Saturday, March 13, 2010

Breast Cancer Part 3


The last few nights, when everyone was asleep. I would lay on my bed wide awake trying to listen to what God is saying. The previous nights, I have been doing the talking, telling Him about my heartaches, asking Him a lot of questions, and asking Him to see me through this situation and show me His will that I may carry them out.

It isn't always easy to have a conversation with God. Sometimes you have so many things to say that you forget to listen to His answers. Other times, the enemy is whispering utter nonsense into your ears and distracts you from what God is trying to say to you. So it's really important to keep your focus so that you won't miss the other half of the conversation, the important part, God's part.

God is a wise God, He sees everything that is going on. So in my case, He sometimes comes and visit me in my dreams. Maybe He thinks that it's better to talk to me when I'm unconscious. You may laugh, but for someone like me, who tries to dissect every piece of conversation and find loopholes in every statement, you may want to talk to me, too, when I'm unconscious.:).

So last night, I dreamed that I was walking with Jesus on a grassy area, I was like a child, skipping, and running and then turning back to say something to my companion. I was telling Jesus that I have been away for a long time and if He still likes me now that I'm back. He smiled kindly at me, didn't say anything at all, but the warmth in His eyes told me what I wanted to hear.

Like any other dream, I was thrown into another scene. I was in bed, wide awake. The dream was a bit hazy, like an old sepia film. I saw myself checking the lump on my breast, and how surprise I was to see the lump like an empty, clear plastic bag, nothing inside, just air. I touched it, felt it, and there really was nothing there, And then I woke up.

I know there is a message of hope in those two dreams. God doesn't want to kill me, He wants me to live and enjoy the life of a woman who is totally dependent on Him, a life free of fears and worries, a life that is confident of His everlasting love.

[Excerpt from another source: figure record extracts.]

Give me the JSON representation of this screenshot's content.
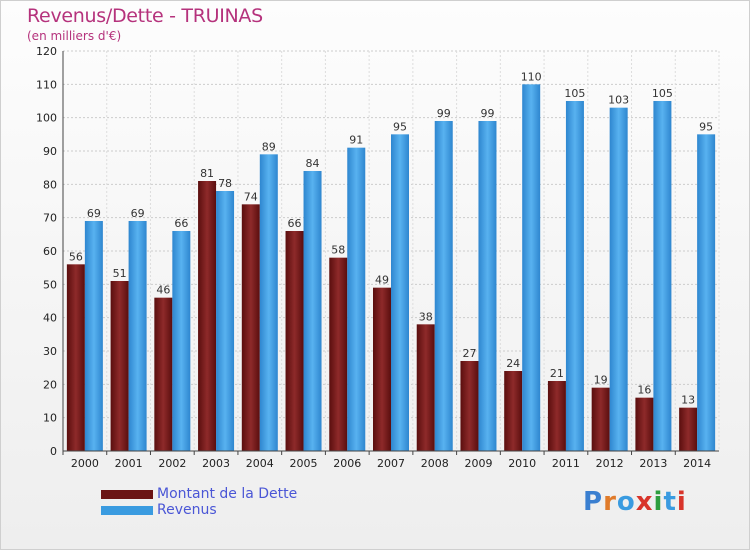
{
  "header": {
    "title": "Revenus/Dette - TRUINAS",
    "subtitle": "(en milliers d'€)"
  },
  "chart_data": {
    "type": "bar",
    "categories": [
      "2000",
      "2001",
      "2002",
      "2003",
      "2004",
      "2005",
      "2006",
      "2007",
      "2008",
      "2009",
      "2010",
      "2011",
      "2012",
      "2013",
      "2014"
    ],
    "series": [
      {
        "name": "Montant de la Dette",
        "color": "#7a1c1c",
        "values": [
          56,
          51,
          46,
          81,
          74,
          66,
          58,
          49,
          38,
          27,
          24,
          21,
          19,
          16,
          13
        ]
      },
      {
        "name": "Revenus",
        "color": "#3a9be0",
        "values": [
          69,
          69,
          66,
          78,
          89,
          84,
          91,
          95,
          99,
          99,
          110,
          105,
          103,
          105,
          95
        ]
      }
    ],
    "ylim": [
      0,
      120
    ],
    "yticks": [
      0,
      10,
      20,
      30,
      40,
      50,
      60,
      70,
      80,
      90,
      100,
      110,
      120
    ],
    "grid": true,
    "legend_position": "bottom-left"
  },
  "legend": {
    "items": [
      {
        "label": "Montant de la Dette",
        "color": "#6b1414"
      },
      {
        "label": "Revenus",
        "color": "#3a9be0"
      }
    ]
  },
  "logo": {
    "text": "Proxiti",
    "letter_colors": [
      "#3a7fd0",
      "#e07b2a",
      "#3a9be0",
      "#d8342a",
      "#2e9e3e",
      "#3a9be0",
      "#d8342a"
    ]
  }
}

I admit I have been distracted with trying to survive the day to day struggle in this fallen world of ours. I get tension headaches just trying to stretch my budget to the limit. I just hate going to the supermarket and watching my wallet emptying fast when I can't even see my shopping bag filling up. I panic when my granddaughter's milk formula runs out after 4 days and my pension isn't in my bank account yet. I get desperate when I don't have enough to buy my mom's medicines because it's imperative that she doesn't miss a single dosage. She is a cancer survivor herself, has a heart condition, her left eye had a lens implant but the other one is almost totally blind. Her other ear is totally deaf. But that's to be expected. After what she went through from colon cancer, and at age 82 now, it's amazing that she is still alive. Another one of God's miracles.

So the way I see it, God is trying to tell me something today. In fact, he is telling me so many things. The clearest one is I need to slow down and take things easy. Of course with breast cancer at stage 3, I definitely have to slow down because cancer tires you out a lot. Second, He is telling me that I can get better and live better after recovering from this.Third, He is telling me that there are people who care about me and want to see me live longer. Friends I have known for almost a lifetime, friends I have known as an adult, friends I have met online and haven't seen face to face, but most of all, I have a friend in Jesus. Fourth, God has given me the chance to value my relationships more. Instead of missing conversation pieces because I go into a brown study trying to figure out where to get money for all our needs, I try to listen more attentively, realize that I'm not the only one with problems here, or that I can have a few laughs to lighten my load when I listen to my quick-witted daughter, or my granddaughter trying to learn new words.

God wants me to take time to smell the roses. He wants me to enjoy life and not waste it trying to solve world problems. He would be happy to see me trying to work out the problems in just my small community so I can have free time to take walks with Him and have some heart to heart conversations. He had a strange way of making me stop, cancer. But I'm stubborn woman, so He is justified in knocking me down so I will stop and listen. But the funny thing is I'm not offended. God will see me through this and I will emerge from this situation a better woman. And with lessons learned.

Good Morning, World! Life is good, live it. God is good, live in Him.